15 . The new Treasury guidance came into effect from 1 April 2003 (Department of Health, February 3 2003, para 5). The Department of Health pointed out that "Other factors which have been implicitly bundled up in the old 6% figure are dealt with explicitly and separately. The most important of these is optimism bias" (para 20). It is worth noting that the change in the discount rate came in 2003, three years after the Andersen report was produced.
16 . Many thanks to Peter Cockett of the Department of Health for pointing out the 'tax effect' to me.

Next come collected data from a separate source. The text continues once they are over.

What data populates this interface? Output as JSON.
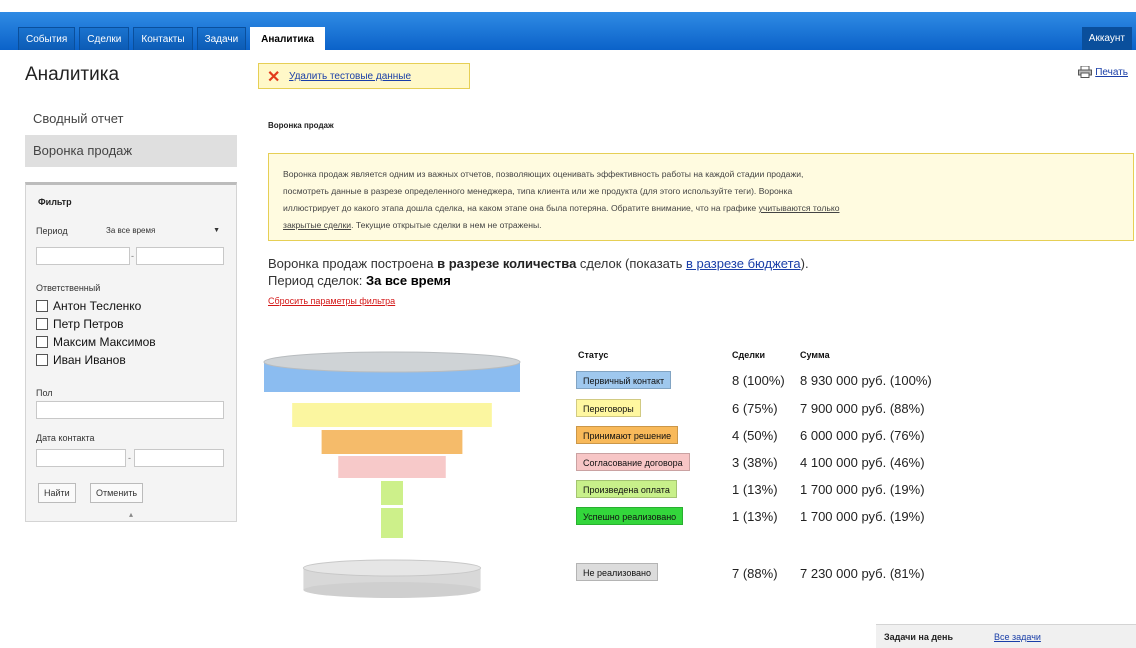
{
  "nav": {
    "tabs": [
      "События",
      "Сделки",
      "Контакты",
      "Задачи",
      "Аналитика"
    ],
    "active_tab": "Аналитика",
    "account": "Аккаунт"
  },
  "sidebar": {
    "title": "Аналитика",
    "items": [
      {
        "label": "Сводный отчет",
        "active": false
      },
      {
        "label": "Воронка продаж",
        "active": true
      }
    ],
    "filter": {
      "title": "Фильтр",
      "period_label": "Период",
      "period_value": "За все время",
      "responsible_label": "Ответственный",
      "users": [
        "Антон Тесленко",
        "Петр Петров",
        "Максим Максимов",
        "Иван Иванов"
      ],
      "gender_label": "Пол",
      "contact_date_label": "Дата контакта",
      "find_button": "Найти",
      "cancel_button": "Отменить"
    }
  },
  "toolbar": {
    "delete_test_data": "Удалить тестовые данные",
    "print": "Печать"
  },
  "report": {
    "section_title": "Воронка продаж",
    "info_text_1": "Воронка продаж является одним из важных отчетов, позволяющих оценивать эффективность работы на каждой стадии продажи,",
    "info_text_2": "посмотреть данные в разрезе определенного менеджера, типа клиента или же продукта (для этого используйте теги). Воронка",
    "info_text_3": "иллюстрирует до какого этапа дошла сделка, на каком этапе она была потеряна. Обратите внимание, что на графике",
    "info_link_a": "учитываются только",
    "info_link_b": "закрытые сделки",
    "info_text_4": ". Текущие открытые сделки в нем не отражены.",
    "summary_prefix": "Воронка продаж построена ",
    "summary_bold": "в разрезе количества",
    "summary_mid": " сделок (показать ",
    "summary_link": "в разрезе бюджета",
    "summary_suffix": ").",
    "period_prefix": "Период сделок: ",
    "period_value": "За все время",
    "reset_filter": "Сбросить параметры фильтра"
  },
  "funnel_table": {
    "headers": {
      "status": "Статус",
      "deals": "Сделки",
      "sum": "Сумма"
    },
    "rows": [
      {
        "status": "Первичный контакт",
        "color": "#9fc8ee",
        "deals": "8 (100%)",
        "sum": "8 930 000 руб. (100%)"
      },
      {
        "status": "Переговоры",
        "color": "#fff7a0",
        "deals": "6 (75%)",
        "sum": "7 900 000 руб. (88%)"
      },
      {
        "status": "Принимают решение",
        "color": "#f8b95a",
        "deals": "4 (50%)",
        "sum": "6 000 000 руб. (76%)"
      },
      {
        "status": "Согласование договора",
        "color": "#f7c6c6",
        "deals": "3 (38%)",
        "sum": "4 100 000 руб. (46%)"
      },
      {
        "status": "Произведена оплата",
        "color": "#c8f08a",
        "deals": "1 (13%)",
        "sum": "1 700 000 руб. (19%)"
      },
      {
        "status": "Успешно реализовано",
        "color": "#33d63b",
        "deals": "1 (13%)",
        "sum": "1 700 000 руб. (19%)"
      }
    ],
    "lost": {
      "status": "Не реализовано",
      "color": "#dcdcdc",
      "deals": "7 (88%)",
      "sum": "7 230 000 руб. (81%)"
    }
  },
  "funnel_chart": {
    "stage_values": [
      8,
      6,
      4,
      3,
      1,
      1
    ],
    "stage_colors": [
      "#8bbcf0",
      "#fbf6a0",
      "#f5bb6a",
      "#f7c9c9",
      "#cdf08a",
      "#cdf08a"
    ],
    "lost_value": 7,
    "lost_color": "#d8d8d8"
  },
  "tasks_bar": {
    "label": "Задачи на день",
    "link": "Все задачи"
  }
}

17 . On March 4, 2008, the Guardian reported that many PFI companies have been transferred to offshore tax havens to reduce their tax.
18 . It is worth noting that if the project's construction cost is not substantially lower as a result of being privately financed, it is unlikely that private sector would come out best when all the non-clinical costs are taken into account. Not only would the private sector have to provide catering and other non-clinical operating costs at about two-thirds the cost of the public sector comparator but it would need to be shown that these lower costs are the result of the private finance initiative. Otherwise the lower costs could be captured by a private sector contract for the catering and other services alone and the PFI contract for the building finance would be unnecessary. Note that the gains need to be true efficiency gains and not simply the result of inferior terms of conditions of employees which a Retention of Employment Model and other regulations are designed to guard against (LRD 2003, 8).